I Googled you
by Matthew Zangen
and it's like you don't exist
Myspace hasn't seen you in a while,
"so let's catch up, I miss you!"
now with more glitter.
Brittttney and Candi want to be your friends,
and I know a guy who made a hundred bucks
filling himself out with surveys about lonely people
--if you actually wanted to pay for a movie sometime.

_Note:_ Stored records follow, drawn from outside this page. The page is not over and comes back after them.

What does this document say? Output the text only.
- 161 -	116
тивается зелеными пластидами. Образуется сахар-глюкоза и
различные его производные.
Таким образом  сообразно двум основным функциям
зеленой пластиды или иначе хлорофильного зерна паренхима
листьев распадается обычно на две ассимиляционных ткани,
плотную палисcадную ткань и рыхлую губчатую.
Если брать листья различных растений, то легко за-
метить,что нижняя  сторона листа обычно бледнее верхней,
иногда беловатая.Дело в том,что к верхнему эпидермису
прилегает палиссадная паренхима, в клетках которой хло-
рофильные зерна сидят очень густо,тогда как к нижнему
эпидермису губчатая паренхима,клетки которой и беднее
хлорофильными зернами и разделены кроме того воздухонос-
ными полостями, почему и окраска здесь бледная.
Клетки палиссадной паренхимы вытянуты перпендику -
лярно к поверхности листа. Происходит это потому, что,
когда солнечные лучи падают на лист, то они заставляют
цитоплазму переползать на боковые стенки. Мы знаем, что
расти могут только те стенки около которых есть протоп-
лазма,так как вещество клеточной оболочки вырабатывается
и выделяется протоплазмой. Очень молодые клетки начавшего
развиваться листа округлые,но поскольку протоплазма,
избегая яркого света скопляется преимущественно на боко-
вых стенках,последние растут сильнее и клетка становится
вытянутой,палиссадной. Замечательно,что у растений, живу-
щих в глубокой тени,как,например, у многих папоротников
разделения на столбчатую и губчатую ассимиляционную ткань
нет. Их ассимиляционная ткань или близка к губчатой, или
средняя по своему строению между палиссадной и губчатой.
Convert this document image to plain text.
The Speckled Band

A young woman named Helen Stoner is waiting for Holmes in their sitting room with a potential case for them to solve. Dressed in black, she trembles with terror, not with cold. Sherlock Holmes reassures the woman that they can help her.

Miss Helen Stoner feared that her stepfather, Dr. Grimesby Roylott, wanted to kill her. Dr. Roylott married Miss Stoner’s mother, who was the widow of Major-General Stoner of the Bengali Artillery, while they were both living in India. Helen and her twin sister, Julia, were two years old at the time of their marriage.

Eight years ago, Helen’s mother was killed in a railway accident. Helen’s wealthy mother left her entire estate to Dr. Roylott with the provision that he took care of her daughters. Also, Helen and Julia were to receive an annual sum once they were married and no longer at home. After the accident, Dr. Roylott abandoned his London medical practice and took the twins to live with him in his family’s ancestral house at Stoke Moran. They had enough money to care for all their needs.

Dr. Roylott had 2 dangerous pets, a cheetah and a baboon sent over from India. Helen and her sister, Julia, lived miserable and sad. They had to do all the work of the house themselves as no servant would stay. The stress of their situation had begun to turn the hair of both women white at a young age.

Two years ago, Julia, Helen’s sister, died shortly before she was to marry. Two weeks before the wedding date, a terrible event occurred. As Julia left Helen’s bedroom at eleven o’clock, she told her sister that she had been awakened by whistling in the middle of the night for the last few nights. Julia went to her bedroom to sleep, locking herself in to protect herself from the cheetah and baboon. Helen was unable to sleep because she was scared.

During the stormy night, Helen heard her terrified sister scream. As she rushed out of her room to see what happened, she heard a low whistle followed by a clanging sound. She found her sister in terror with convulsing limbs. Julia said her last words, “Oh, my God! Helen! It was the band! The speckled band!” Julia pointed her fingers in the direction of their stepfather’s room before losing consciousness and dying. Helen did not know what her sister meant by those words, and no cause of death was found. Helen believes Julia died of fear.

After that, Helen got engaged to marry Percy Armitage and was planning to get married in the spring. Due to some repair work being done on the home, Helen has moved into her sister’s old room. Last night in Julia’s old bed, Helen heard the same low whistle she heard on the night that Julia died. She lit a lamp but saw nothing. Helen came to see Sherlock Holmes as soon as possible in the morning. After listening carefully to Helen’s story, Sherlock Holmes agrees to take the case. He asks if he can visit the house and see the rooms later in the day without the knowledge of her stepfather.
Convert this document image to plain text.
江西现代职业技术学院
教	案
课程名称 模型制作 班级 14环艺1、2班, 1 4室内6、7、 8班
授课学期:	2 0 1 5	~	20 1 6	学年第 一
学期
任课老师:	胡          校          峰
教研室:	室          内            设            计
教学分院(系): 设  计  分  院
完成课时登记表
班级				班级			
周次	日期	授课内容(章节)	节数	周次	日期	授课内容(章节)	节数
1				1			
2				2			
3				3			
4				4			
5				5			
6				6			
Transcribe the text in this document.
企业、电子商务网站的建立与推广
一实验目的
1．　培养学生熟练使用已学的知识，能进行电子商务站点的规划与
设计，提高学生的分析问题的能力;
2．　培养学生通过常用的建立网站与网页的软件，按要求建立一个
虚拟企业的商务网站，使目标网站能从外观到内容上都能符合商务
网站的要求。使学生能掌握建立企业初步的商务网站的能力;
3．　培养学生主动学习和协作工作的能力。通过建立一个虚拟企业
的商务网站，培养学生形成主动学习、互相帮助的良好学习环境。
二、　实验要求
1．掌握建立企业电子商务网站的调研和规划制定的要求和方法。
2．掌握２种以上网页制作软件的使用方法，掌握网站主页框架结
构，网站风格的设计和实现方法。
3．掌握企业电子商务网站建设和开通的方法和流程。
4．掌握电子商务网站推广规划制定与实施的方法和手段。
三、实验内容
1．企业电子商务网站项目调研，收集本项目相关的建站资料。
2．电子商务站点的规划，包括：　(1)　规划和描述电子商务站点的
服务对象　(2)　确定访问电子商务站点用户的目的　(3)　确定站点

Facebook hasn't tagged a photo of you
since that time you got trashed, and
your mini-feed is starving,
swallowing expired hearts and halved hearts
over complicated lunch breaks,
so wait, don't tell me, your Relationship Status:
You haven't been single since he dumped you.
We all saw it happen
and we watched your profile strip for months.
Don't expect a tip,
but I'll free-gift you a pole.
At least Tom is still your friend.
Author's Note: I'm seriously, get off the Internet.
Posted on 12/05/2007
Copyright © 2020 Matthew Zangen
|Member Comments on this Poem|
|Posted by Alison McKenzie on 12/05/07 at 03:54 PM|
Ya. Unfortunately I get this.
|Posted by Alison McKenzie on 12/05/07 at 03:58 PM|
I meant to say...my boss googled me once, found me here on Pathetic and read all my poetry. Luckily I was only at about 40 poems at the time, and none of them were too "out there" for that job, but it made me think twice for awhile about what I was going to actually make public. Infact, it's part of the reason I once asked if we could have a members only button.